Résidence Vercruysse

La Ville de Knokke et ses habitants ont-ils envie de sauver ce jardin public? La Fondation Jan Vercruysse, sous l’impulsion de Kristien Daem, a intenté une action en justice pour obtenir de la commune qu’elle restaure le jardin», explique Wouter Davidts, président de la Fondation. Un règlement a eu lieu en 2020 et l’avocate Eline Tritsmans a eu une confirmation écrite que le jardin serait restauré. À ce jour, Knokke n’a pas encore communiqué les mesures qu’elle comptait prendre. C’est difficile à croire, vu la présence de nombreux amateurs d’art dans la station balnéaire. «Knokke continue à investir dans l’espace public, mais l’œuvre de Jan Vercruysse semble être passée à la trappe», regrette Pereira Rodriguez.

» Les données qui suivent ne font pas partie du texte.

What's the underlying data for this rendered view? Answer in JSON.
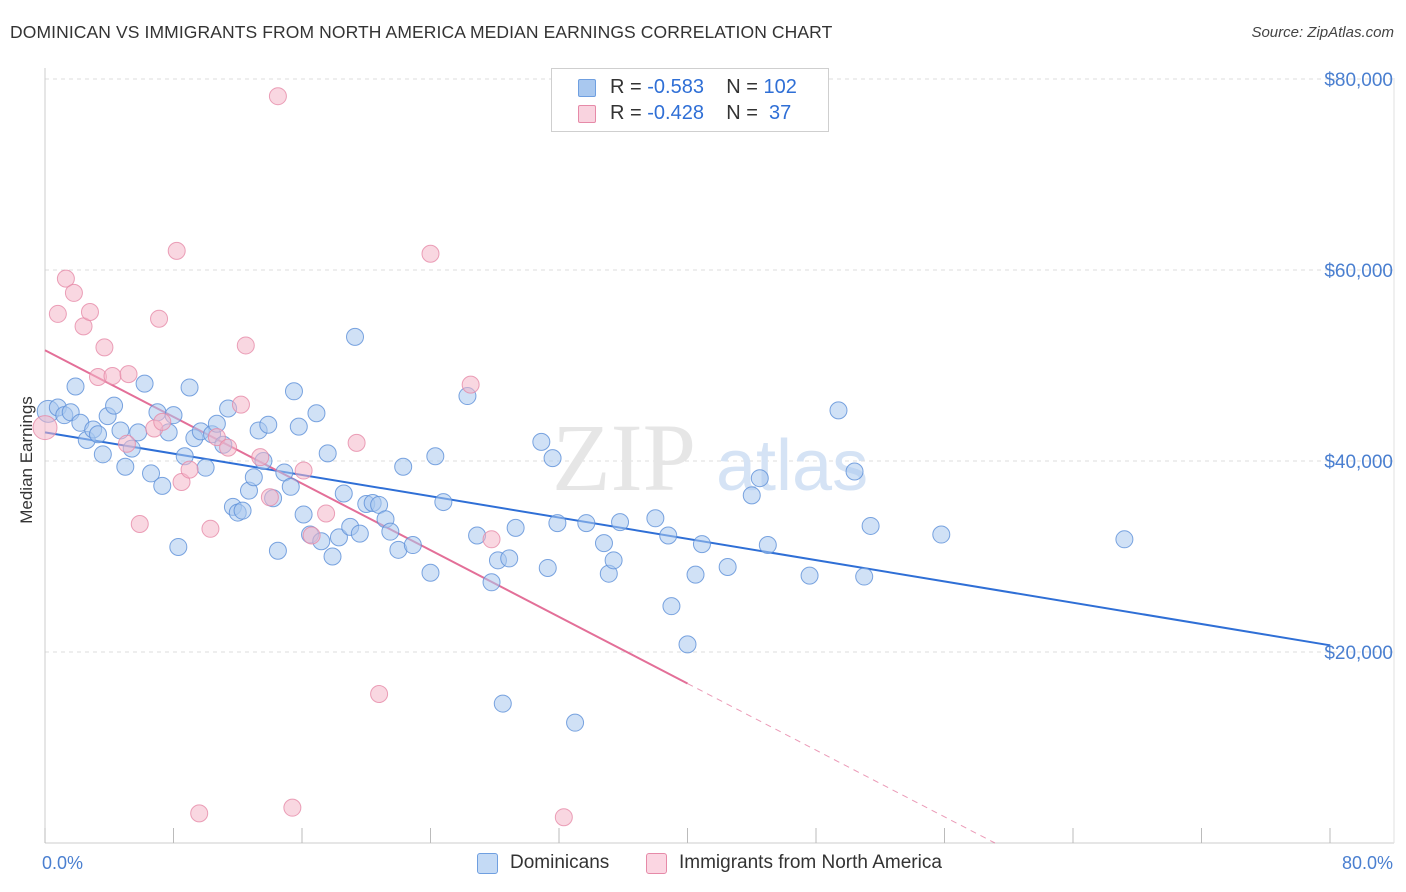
{
  "header": {
    "title": "DOMINICAN VS IMMIGRANTS FROM NORTH AMERICA MEDIAN EARNINGS CORRELATION CHART",
    "source": "Source: ZipAtlas.com"
  },
  "watermark": {
    "part1": "ZIP",
    "part2": "atlas"
  },
  "legend": {
    "rows": [
      {
        "r_label": "R =",
        "r_value": "-0.583",
        "n_label": "N =",
        "n_value": "102",
        "color": "#a9c8ef"
      },
      {
        "r_label": "R =",
        "r_value": "-0.428",
        "n_label": "N =",
        "n_value": " 37",
        "color": "#f4b6c8"
      }
    ]
  },
  "bottom_legend": [
    {
      "label": "Dominicans",
      "color": "#a9c8ef",
      "stroke": "#6f9fe0"
    },
    {
      "label": "Immigrants from North America",
      "color": "#f4b6c8",
      "stroke": "#e68aa8"
    }
  ],
  "colors": {
    "blue_fill": "#a9c8ef",
    "blue_stroke": "#5b8fd8",
    "blue_line": "#2f6fd6",
    "pink_fill": "#f4b6c8",
    "pink_stroke": "#e68aa8",
    "pink_line": "#e36f98",
    "axis_text": "#4a7fd0",
    "grid": "#dddddd"
  },
  "chart_data": {
    "type": "scatter",
    "title": "DOMINICAN VS IMMIGRANTS FROM NORTH AMERICA MEDIAN EARNINGS CORRELATION CHART",
    "ylabel": "Median Earnings",
    "xlabel": "",
    "xlim": [
      0,
      80
    ],
    "ylim": [
      0,
      80000
    ],
    "x_tick_labels": [
      {
        "value": 0,
        "label": "0.0%"
      },
      {
        "value": 80,
        "label": "80.0%"
      }
    ],
    "x_minor_ticks": [
      0,
      8,
      16,
      24,
      32,
      40,
      48,
      56,
      64,
      72,
      80
    ],
    "y_ticks": [
      {
        "value": 20000,
        "label": "$20,000"
      },
      {
        "value": 40000,
        "label": "$40,000"
      },
      {
        "value": 60000,
        "label": "$60,000"
      },
      {
        "value": 80000,
        "label": "$80,000"
      }
    ],
    "grid": true,
    "legend_position": "top-center",
    "series": [
      {
        "name": "Dominicans",
        "color": "#a9c8ef",
        "trend": {
          "x0": 0,
          "y0": 43000,
          "x1": 80,
          "y1": 20700
        },
        "points": [
          [
            0.2,
            45200
          ],
          [
            0.8,
            45600
          ],
          [
            1.2,
            44800
          ],
          [
            1.6,
            45100
          ],
          [
            1.9,
            47800
          ],
          [
            2.2,
            44000
          ],
          [
            2.6,
            42200
          ],
          [
            3.0,
            43300
          ],
          [
            3.3,
            42800
          ],
          [
            3.6,
            40700
          ],
          [
            3.9,
            44700
          ],
          [
            4.3,
            45800
          ],
          [
            4.7,
            43200
          ],
          [
            5.0,
            39400
          ],
          [
            5.4,
            41300
          ],
          [
            5.8,
            43000
          ],
          [
            6.2,
            48100
          ],
          [
            6.6,
            38700
          ],
          [
            7.0,
            45100
          ],
          [
            7.3,
            37400
          ],
          [
            7.7,
            43000
          ],
          [
            8.0,
            44800
          ],
          [
            8.3,
            31000
          ],
          [
            8.7,
            40500
          ],
          [
            9.0,
            47700
          ],
          [
            9.3,
            42400
          ],
          [
            9.7,
            43100
          ],
          [
            10.0,
            39300
          ],
          [
            10.4,
            42800
          ],
          [
            10.7,
            43900
          ],
          [
            11.1,
            41700
          ],
          [
            11.4,
            45500
          ],
          [
            11.7,
            35200
          ],
          [
            12.0,
            34600
          ],
          [
            12.3,
            34800
          ],
          [
            12.7,
            36900
          ],
          [
            13.0,
            38300
          ],
          [
            13.3,
            43200
          ],
          [
            13.6,
            40000
          ],
          [
            13.9,
            43800
          ],
          [
            14.2,
            36100
          ],
          [
            14.5,
            30600
          ],
          [
            14.9,
            38800
          ],
          [
            15.3,
            37300
          ],
          [
            15.5,
            47300
          ],
          [
            15.8,
            43600
          ],
          [
            16.1,
            34400
          ],
          [
            16.5,
            32300
          ],
          [
            16.9,
            45000
          ],
          [
            17.2,
            31600
          ],
          [
            17.6,
            40800
          ],
          [
            17.9,
            30000
          ],
          [
            18.3,
            32000
          ],
          [
            18.6,
            36600
          ],
          [
            19.0,
            33100
          ],
          [
            19.3,
            53000
          ],
          [
            19.6,
            32400
          ],
          [
            20.0,
            35500
          ],
          [
            20.4,
            35600
          ],
          [
            20.8,
            35400
          ],
          [
            21.2,
            33900
          ],
          [
            21.5,
            32600
          ],
          [
            22.0,
            30700
          ],
          [
            22.3,
            39400
          ],
          [
            22.9,
            31200
          ],
          [
            24.0,
            28300
          ],
          [
            24.3,
            40500
          ],
          [
            24.8,
            35700
          ],
          [
            26.3,
            46800
          ],
          [
            26.9,
            32200
          ],
          [
            27.8,
            27300
          ],
          [
            28.2,
            29600
          ],
          [
            28.9,
            29800
          ],
          [
            29.3,
            33000
          ],
          [
            30.9,
            42000
          ],
          [
            31.3,
            28800
          ],
          [
            31.6,
            40300
          ],
          [
            31.9,
            33500
          ],
          [
            33.0,
            12600
          ],
          [
            33.7,
            33500
          ],
          [
            34.8,
            31400
          ],
          [
            35.1,
            28200
          ],
          [
            35.4,
            29600
          ],
          [
            35.8,
            33600
          ],
          [
            38.0,
            34000
          ],
          [
            38.8,
            32200
          ],
          [
            39.0,
            24800
          ],
          [
            40.0,
            20800
          ],
          [
            40.5,
            28100
          ],
          [
            40.9,
            31300
          ],
          [
            42.5,
            28900
          ],
          [
            44.0,
            36400
          ],
          [
            44.5,
            38200
          ],
          [
            45.0,
            31200
          ],
          [
            47.6,
            28000
          ],
          [
            49.4,
            45300
          ],
          [
            50.4,
            38900
          ],
          [
            51.0,
            27900
          ],
          [
            51.4,
            33200
          ],
          [
            55.8,
            32300
          ],
          [
            67.2,
            31800
          ],
          [
            28.5,
            14600
          ]
        ]
      },
      {
        "name": "Immigrants from North America",
        "color": "#f4b6c8",
        "trend": {
          "x0": 0,
          "y0": 51600,
          "x1": 40,
          "y1": 16700,
          "dash_to_x": 80
        },
        "points": [
          [
            0.0,
            43500
          ],
          [
            0.8,
            55400
          ],
          [
            1.3,
            59100
          ],
          [
            1.8,
            57600
          ],
          [
            2.4,
            54100
          ],
          [
            2.8,
            55600
          ],
          [
            3.3,
            48800
          ],
          [
            3.7,
            51900
          ],
          [
            4.2,
            48900
          ],
          [
            5.1,
            41800
          ],
          [
            5.2,
            49100
          ],
          [
            5.9,
            33400
          ],
          [
            6.8,
            43400
          ],
          [
            7.1,
            54900
          ],
          [
            7.3,
            44100
          ],
          [
            8.2,
            62000
          ],
          [
            8.5,
            37800
          ],
          [
            9.0,
            39100
          ],
          [
            9.6,
            3100
          ],
          [
            10.3,
            32900
          ],
          [
            10.7,
            42500
          ],
          [
            11.4,
            41400
          ],
          [
            12.2,
            45900
          ],
          [
            12.5,
            52100
          ],
          [
            13.4,
            40400
          ],
          [
            14.0,
            36200
          ],
          [
            14.5,
            78200
          ],
          [
            15.4,
            3700
          ],
          [
            16.1,
            39000
          ],
          [
            16.6,
            32200
          ],
          [
            17.5,
            34500
          ],
          [
            19.4,
            41900
          ],
          [
            20.8,
            15600
          ],
          [
            24.0,
            61700
          ],
          [
            26.5,
            48000
          ],
          [
            27.8,
            31800
          ],
          [
            32.3,
            2700
          ]
        ]
      }
    ]
  }
}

Lambrecht ironise: «Si le jardin continue à se dégrader, la commune aura une bonne raison de le supprimer. Les promoteurs immobiliers pourront alors construire un nouvel immeuble à appartements de style néo-cottage. On pourra l’appeler ‘Résidence Jan Vercruysse’, même si aucun des futurs résidents n’en a jamais entendu parler!»

«Labyrinth & Pleasure Garden» est situé Dumortierlaan 90A (au croisement entre la Nieuwpoortstraat et la Diksmuidestraat) à Knokke, juste au-dessus du parking souterrain Interparking IJzerpark.